The measure was supported by Daniel Lee, the incumbent mayor of Culver City, as well as a nonpartisan organization called Generation Citizen and the Los Angeles County Democratic Party.

=== Against ===
The opposition was spearheaded by Democratic former mayor Steve Gourley, who also served on the city council and local school board. Gourley charged that "so-called progressives" were attempting to gain control of Culver City politics. On his website, he lists two former mayors as opposed to the measure. Opposition also worried that the teenagers could be too young and inexperienced to vote, a concern Gourley said was reflected in calls he had with teachers and parents. As a five-year-old, Gourley canvassed with his mother; he described himself as a "a very gifted 16 and 17-year-old". But he also said he thought the measure was implausible and expensive, and remarked "would I have really matured enough to know what goes on in the community? I don't think so."

== Results and analysis ==
The initial returns for Measure VY leaned against enactment – by November 11, returns showed an early count of 4,264 in favor versus 4,918 opposed, a support rate of about 46%. As more votes were counted, the margin of victory shrank drastically. By December 1, 49.99% of votes counted were in favor, a shortage of only three votes. In the final returns, Measure VY failed by a margin of 16 votes.

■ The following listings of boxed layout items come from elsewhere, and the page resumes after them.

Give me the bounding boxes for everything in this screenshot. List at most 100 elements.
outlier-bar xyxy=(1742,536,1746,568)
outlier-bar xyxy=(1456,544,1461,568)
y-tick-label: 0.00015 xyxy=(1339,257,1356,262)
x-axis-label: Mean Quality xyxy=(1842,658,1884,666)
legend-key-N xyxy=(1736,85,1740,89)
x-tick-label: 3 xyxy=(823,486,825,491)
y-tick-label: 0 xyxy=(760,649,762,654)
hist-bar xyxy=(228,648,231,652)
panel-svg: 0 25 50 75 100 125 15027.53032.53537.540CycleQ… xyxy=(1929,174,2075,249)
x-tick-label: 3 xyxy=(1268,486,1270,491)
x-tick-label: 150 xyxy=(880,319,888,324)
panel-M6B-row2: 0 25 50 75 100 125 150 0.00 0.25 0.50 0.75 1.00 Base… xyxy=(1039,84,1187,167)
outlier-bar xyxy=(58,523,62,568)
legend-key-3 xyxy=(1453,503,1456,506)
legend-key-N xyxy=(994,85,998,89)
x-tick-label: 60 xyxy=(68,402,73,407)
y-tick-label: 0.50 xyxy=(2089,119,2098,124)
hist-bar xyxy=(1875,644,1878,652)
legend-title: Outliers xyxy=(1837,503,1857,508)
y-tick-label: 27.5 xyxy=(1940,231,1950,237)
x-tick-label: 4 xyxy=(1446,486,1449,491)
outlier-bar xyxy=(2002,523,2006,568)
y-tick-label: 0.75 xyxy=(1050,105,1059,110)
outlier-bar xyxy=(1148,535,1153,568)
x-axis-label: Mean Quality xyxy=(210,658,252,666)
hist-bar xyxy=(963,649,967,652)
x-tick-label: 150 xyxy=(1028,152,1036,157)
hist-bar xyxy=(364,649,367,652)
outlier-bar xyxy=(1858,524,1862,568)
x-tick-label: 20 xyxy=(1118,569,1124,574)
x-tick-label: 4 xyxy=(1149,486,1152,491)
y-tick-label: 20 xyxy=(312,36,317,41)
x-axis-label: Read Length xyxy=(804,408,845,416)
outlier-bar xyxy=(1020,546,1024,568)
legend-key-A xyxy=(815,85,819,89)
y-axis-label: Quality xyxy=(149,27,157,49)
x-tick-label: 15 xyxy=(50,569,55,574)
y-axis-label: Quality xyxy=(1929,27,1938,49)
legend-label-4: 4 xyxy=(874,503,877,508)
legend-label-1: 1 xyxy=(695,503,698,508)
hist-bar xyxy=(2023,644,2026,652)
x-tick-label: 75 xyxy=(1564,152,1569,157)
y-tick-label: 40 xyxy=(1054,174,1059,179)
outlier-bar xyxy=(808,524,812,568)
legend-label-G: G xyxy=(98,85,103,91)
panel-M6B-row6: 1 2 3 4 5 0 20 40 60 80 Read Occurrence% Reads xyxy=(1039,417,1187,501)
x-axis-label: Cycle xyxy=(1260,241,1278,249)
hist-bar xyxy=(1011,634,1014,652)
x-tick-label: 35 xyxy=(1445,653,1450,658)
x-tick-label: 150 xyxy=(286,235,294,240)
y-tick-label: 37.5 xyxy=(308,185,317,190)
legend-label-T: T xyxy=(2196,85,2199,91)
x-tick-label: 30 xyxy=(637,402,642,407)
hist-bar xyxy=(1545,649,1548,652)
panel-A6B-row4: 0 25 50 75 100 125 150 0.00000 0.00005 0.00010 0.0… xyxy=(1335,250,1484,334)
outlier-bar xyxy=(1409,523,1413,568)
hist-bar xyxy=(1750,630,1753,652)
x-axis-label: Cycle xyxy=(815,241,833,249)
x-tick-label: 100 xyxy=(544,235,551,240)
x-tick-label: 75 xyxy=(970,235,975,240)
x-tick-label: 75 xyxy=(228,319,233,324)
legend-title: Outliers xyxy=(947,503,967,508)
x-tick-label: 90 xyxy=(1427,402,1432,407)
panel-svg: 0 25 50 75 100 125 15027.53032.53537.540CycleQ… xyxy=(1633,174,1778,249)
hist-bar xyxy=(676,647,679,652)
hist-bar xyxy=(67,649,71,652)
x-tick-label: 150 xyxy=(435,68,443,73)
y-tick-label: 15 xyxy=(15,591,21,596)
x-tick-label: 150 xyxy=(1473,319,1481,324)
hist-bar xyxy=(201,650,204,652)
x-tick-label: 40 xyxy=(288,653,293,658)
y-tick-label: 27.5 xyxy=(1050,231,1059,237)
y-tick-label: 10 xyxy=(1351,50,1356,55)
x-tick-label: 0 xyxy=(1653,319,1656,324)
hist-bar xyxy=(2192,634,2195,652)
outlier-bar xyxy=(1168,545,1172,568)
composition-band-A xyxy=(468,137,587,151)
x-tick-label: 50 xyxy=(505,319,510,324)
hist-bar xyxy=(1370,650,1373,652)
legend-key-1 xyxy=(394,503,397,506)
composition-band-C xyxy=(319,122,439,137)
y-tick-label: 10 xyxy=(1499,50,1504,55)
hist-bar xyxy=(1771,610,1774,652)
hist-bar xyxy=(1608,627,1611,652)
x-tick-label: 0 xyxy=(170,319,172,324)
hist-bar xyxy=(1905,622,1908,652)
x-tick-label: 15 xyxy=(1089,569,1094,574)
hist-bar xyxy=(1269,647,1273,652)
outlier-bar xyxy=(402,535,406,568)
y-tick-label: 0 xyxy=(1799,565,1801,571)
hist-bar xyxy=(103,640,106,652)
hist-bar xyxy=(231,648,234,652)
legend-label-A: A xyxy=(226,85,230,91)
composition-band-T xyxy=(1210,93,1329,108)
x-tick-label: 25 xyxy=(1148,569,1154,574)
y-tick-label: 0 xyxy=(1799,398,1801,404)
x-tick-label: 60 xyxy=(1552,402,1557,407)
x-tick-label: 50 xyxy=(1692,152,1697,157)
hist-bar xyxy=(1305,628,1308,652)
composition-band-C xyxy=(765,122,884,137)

After the results were certified, CBS Los Angeles reported that according to experts, the measure should give more voters more reason to cast their ballots. Matt Lesenyie, an Assistant Professor of Political Science at California State University, Long Beach, remarked, "to see a result that is so razor thin, just makes me think that somebody has to be sitting at home regretting that they didn't vote in that election. That they literally would have made a difference."